IMF slashes UK growth forecasts
THE UK ECONOMY will grow much more slowly than was forecast just three months ago, the International Monetary Fund (IMF) warned yesterday, hampering efforts to bring down the huge budget deficit.
The rapid worsening of the debt crisis in the Eurozone was largely to blame, although the IMF also warned in its global update that the US must avoid letting tax breaks and spending projects expire this year.
But the IMF saved its most dramatic outlook cuts for the UK.

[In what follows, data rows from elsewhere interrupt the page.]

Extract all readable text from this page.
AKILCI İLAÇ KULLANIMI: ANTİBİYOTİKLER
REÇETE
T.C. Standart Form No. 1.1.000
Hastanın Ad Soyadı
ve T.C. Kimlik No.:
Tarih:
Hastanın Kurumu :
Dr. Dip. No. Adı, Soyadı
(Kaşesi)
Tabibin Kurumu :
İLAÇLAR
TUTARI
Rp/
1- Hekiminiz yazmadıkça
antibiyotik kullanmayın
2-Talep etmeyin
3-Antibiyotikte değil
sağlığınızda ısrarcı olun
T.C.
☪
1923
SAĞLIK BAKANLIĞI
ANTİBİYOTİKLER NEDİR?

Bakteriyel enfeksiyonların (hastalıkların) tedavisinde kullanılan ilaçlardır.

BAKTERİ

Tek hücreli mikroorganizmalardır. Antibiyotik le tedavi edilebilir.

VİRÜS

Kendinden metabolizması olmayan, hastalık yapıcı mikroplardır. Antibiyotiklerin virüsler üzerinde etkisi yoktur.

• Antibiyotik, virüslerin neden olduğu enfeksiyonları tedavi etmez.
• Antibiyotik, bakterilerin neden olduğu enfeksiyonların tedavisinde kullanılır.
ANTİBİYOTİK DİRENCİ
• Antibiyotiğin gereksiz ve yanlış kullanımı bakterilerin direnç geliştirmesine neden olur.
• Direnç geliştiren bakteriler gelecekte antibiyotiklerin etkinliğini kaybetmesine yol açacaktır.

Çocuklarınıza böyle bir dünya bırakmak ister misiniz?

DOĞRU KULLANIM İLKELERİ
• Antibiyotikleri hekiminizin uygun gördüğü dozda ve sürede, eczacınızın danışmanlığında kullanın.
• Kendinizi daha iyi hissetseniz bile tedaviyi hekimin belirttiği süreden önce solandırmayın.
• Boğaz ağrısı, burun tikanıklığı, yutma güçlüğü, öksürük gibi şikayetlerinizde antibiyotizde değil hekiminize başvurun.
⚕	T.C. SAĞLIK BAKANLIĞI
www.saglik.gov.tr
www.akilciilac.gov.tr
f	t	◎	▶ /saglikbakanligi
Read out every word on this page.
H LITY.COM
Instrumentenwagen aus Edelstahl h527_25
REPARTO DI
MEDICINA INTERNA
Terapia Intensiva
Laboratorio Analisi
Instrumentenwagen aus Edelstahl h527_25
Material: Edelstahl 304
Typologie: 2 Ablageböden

GDP is now expected to grow by just 0.2 per cent this year – down sharply from April’s forecast of 0.8 per cent and last June’s prediction of 2.3 per cent. Growth in 2013 is set to reach 1.4 per cent, down 0.6 percentage points from April’s prediction.
That compares with US growth of two per cent in 2012 and 2.3 per cent in 2013, each down 0.1 percentage point on the previous outlook.
As a result the IMF now expects the UK’s budget deficit to come in at 8.1 per cent of GDP, worse than the 7.9 per cent predicted in April.
Meanwhile Germany’s outlook has been upgraded – the IMF expects its GDP to expand by one per cent this year, up 0.4 percentage points on the previous forecast.
The IMF also argued only a real resolution to the Eurozone crisis would lift global growth, calling for a full banking union and sustained reforms to the peripheral economies.
The IMF also trimmed its outlook for France by 0.1 percentage point, and now expects economy to contract 0.3 per cent in 2012. It has also approved Portugal’s latest €1.48bn tranche of loans linked to its bailout.